• 06
  • April
    2011

In our previous post, we began looking at a recent Wall Street Journal article discussing recent warnings concerning safety risks associated with taking certain drugs during pregnancy. Here we continue that discussion.

Evidence concerning the effects of over-the-counter drugs is not much better than evidence on prescription drugs. Some things are generally agreed on. For instance, most doctors believe acetaminophen (Tylenol) is safe for use throughout pregnancy. Antacids are considered to be generally safe, but ones containing sodium bicarbonate may increase bloodstream sodium levels. Nonsteroidal anti-inflammatory drugs, such as aspirin and ibuprofen are considered by many doctors not to be safe, particularly during the third trimester, because of the risk for excess bleeding and other complications. Some studies have linked pseudoephedrine to an increased risk of gastroschisis, a condition in which the baby's intestines grow outside their abdominal wall.
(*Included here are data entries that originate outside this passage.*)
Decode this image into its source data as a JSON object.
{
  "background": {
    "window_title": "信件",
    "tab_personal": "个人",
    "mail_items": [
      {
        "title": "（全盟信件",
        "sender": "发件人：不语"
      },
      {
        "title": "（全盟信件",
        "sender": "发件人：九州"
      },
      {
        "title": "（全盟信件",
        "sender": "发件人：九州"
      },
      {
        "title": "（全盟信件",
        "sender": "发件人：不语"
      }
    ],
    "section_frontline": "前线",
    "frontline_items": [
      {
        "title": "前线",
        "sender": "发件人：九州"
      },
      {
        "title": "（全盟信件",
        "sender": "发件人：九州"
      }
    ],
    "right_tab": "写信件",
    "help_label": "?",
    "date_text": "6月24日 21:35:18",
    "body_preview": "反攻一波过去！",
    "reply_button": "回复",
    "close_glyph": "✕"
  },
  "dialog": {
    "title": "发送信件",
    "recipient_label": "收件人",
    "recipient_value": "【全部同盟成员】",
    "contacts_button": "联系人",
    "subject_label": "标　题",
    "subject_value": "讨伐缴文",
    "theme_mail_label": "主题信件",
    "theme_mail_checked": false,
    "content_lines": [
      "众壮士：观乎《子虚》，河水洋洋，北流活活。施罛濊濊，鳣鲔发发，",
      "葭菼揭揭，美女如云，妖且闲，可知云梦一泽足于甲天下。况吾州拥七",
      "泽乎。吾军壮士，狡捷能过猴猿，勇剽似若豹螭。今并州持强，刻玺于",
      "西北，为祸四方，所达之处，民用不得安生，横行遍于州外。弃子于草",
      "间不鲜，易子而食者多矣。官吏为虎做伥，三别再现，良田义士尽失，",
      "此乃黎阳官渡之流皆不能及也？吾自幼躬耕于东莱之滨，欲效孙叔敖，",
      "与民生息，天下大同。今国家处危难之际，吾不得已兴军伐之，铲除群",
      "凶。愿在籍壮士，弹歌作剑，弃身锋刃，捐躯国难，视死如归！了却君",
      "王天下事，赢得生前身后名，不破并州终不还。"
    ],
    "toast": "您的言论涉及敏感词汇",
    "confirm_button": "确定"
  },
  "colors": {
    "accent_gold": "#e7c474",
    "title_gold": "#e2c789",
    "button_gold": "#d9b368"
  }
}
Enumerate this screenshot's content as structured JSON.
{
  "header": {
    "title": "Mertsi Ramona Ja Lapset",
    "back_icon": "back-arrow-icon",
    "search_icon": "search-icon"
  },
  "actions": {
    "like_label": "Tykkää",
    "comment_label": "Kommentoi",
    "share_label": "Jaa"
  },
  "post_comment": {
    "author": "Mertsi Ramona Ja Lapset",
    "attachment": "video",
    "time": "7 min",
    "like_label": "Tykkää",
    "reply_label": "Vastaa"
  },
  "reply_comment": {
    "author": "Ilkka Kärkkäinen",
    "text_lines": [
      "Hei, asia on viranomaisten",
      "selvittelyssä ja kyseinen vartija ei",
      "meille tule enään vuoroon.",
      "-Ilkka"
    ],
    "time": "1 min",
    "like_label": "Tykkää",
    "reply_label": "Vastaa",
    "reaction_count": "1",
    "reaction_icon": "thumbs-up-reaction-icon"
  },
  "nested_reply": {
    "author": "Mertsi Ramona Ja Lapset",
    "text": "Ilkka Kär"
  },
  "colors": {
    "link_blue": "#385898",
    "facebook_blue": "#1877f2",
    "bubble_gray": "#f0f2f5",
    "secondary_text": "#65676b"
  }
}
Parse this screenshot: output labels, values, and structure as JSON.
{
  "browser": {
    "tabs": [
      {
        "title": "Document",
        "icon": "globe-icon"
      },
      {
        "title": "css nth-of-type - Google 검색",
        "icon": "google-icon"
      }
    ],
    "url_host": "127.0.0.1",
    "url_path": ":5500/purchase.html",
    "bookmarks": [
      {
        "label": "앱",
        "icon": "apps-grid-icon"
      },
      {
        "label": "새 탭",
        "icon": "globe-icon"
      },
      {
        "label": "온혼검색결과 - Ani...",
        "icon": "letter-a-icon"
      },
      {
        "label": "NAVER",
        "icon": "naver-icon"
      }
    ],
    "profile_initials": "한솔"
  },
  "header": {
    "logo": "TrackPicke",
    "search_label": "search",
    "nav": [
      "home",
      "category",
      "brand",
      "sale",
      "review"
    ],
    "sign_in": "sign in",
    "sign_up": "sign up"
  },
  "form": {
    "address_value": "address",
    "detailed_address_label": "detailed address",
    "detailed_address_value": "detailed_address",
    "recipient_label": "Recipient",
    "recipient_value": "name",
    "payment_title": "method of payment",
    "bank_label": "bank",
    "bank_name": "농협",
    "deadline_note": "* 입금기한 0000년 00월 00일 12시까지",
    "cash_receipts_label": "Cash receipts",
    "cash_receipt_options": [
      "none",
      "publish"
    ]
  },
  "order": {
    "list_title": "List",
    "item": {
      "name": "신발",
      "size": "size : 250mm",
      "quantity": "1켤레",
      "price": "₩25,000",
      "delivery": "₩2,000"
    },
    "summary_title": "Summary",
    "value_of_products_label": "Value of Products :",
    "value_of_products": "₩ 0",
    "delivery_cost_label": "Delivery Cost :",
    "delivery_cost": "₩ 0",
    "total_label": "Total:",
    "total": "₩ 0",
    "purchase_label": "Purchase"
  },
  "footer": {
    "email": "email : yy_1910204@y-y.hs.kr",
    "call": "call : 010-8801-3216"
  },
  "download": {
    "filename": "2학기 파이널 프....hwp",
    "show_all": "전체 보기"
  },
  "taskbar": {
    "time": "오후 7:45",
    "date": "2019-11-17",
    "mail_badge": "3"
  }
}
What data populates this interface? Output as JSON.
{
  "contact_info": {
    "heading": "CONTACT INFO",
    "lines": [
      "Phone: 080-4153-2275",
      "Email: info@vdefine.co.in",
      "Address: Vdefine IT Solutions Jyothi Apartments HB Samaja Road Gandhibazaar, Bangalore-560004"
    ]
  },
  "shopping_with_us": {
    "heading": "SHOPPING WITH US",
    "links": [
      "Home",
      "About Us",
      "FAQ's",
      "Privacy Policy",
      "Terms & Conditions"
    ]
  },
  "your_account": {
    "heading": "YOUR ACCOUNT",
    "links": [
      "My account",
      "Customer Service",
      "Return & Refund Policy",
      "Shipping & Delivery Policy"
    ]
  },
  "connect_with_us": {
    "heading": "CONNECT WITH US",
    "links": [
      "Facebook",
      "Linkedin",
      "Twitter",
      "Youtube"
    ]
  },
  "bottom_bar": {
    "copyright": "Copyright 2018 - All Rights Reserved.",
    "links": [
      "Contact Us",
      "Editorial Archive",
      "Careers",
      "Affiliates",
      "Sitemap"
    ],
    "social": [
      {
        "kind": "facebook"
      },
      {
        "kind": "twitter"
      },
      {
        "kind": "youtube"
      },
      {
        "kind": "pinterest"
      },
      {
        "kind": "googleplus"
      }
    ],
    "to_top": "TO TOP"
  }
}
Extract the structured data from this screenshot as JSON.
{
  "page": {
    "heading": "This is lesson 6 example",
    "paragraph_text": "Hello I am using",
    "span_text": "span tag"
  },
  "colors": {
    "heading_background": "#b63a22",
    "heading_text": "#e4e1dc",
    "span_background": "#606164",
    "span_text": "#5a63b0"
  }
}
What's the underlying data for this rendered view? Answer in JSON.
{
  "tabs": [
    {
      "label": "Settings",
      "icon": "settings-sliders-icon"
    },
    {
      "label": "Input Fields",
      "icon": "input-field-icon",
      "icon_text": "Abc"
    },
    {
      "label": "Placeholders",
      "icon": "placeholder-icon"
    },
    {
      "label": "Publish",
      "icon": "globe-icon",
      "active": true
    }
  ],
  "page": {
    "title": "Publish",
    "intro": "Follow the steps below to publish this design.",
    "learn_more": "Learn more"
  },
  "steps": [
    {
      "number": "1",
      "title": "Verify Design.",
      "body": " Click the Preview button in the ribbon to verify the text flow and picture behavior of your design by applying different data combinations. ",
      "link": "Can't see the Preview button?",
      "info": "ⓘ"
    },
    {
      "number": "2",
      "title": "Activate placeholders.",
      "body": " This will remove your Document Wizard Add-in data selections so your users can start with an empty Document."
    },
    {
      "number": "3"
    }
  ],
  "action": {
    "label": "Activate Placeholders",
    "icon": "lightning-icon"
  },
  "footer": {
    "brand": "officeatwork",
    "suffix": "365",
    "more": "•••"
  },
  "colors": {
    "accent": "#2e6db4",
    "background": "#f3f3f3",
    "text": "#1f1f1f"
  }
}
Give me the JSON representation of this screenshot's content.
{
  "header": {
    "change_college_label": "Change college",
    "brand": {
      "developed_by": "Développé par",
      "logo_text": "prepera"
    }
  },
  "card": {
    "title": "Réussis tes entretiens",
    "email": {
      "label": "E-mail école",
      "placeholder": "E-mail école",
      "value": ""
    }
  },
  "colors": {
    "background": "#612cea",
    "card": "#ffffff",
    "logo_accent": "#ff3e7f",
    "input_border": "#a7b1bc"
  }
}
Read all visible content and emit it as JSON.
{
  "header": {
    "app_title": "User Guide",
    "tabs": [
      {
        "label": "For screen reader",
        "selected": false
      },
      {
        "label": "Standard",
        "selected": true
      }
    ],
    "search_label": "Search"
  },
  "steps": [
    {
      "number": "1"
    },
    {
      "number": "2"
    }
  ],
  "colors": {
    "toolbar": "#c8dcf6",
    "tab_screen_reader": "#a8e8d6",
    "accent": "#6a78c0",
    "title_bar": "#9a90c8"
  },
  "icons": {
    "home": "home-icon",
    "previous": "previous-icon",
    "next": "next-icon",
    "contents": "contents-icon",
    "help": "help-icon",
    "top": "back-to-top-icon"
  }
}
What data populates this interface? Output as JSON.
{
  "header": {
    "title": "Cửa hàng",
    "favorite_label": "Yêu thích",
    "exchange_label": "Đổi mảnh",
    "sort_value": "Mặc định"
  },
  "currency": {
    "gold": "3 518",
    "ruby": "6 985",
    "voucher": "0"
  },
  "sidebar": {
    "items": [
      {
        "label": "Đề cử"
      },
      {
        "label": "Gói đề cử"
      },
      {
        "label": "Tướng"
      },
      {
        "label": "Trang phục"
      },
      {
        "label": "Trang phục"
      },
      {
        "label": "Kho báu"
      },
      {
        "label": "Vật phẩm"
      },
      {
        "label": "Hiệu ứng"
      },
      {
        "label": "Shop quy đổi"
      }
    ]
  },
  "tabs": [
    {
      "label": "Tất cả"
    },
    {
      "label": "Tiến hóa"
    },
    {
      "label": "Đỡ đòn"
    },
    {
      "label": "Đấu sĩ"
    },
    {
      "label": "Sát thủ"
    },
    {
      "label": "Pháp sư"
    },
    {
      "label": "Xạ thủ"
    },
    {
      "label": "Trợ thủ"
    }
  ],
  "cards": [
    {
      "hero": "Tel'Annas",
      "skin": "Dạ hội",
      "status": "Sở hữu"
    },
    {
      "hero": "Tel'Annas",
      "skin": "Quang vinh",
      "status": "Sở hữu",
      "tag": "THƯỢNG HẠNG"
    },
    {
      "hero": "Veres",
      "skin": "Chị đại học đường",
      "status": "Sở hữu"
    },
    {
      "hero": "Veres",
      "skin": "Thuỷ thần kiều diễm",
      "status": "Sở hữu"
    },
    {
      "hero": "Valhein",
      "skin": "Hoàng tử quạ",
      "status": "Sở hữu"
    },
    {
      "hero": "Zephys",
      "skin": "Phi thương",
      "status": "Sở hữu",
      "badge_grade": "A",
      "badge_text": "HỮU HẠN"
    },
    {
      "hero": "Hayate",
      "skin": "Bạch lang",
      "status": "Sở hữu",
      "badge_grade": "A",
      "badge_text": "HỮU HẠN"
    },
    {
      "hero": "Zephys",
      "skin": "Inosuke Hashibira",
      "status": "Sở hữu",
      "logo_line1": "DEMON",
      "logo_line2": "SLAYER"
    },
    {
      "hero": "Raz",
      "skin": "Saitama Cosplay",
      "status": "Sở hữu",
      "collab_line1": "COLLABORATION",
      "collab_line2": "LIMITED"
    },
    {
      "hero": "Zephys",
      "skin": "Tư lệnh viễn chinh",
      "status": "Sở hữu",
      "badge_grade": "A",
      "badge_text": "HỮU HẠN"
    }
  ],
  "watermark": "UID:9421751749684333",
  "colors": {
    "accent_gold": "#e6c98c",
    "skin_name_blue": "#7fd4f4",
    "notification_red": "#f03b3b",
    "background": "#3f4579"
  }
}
Most experts agree that many chronic conditions cannot go untreated for nine months. Women suffering from asthma, high blood pressure, or depression, for instance, will often continue to take appropriate medications during pregnancy, not only for the mother's health but also for the health of the unborn child. Doctors will often prescribe substitute medications for pregnant women which pose fewer risks, or will advise them to wait until the second trimester to take certain needed medications.

The current system of drug safety rating was established in 1979 by the FDA. That system breaks drugs down into five discrete safety categories based on existing information concerning safety risks. Category A drugs are well established to be safe during pregnancy. Category B drugs are still considered safe, but there is less evidence for their safety. For Category C drugs, there is no available information concerning safety for humans, and more than 60% of drugs fall in this category.

Category D drugs have some known risk of harm to fetus, even if the benefits outweigh the risks in many cases. For Category X drugs, there is either well established information showing risk of harm to humans, or the benefits of the drug are so small that it is not advised to prescribe them for pregnant women. The current system has been criticized because of its openness to interpretation.

In 2008, the FDA proposed a rule which would eliminate the category system and simply requiring drug labels to provide summary of known risks of a drug for pregnant women, as well as clinical information for doctors. According to sources, the rule is currently being finalized.

The FDA is also currently drawing up new guidelines to assist drug manufacturers include pregnant women in clinical trials. In order to assist in gathering safety information, the FDA has encouraged drug makers to establish registries to monitor the effects of prescription medications on pregnant women and their babies. Currently, over 40 such registries exist, and some have already warned FDA as to dangers associated with certain drugs.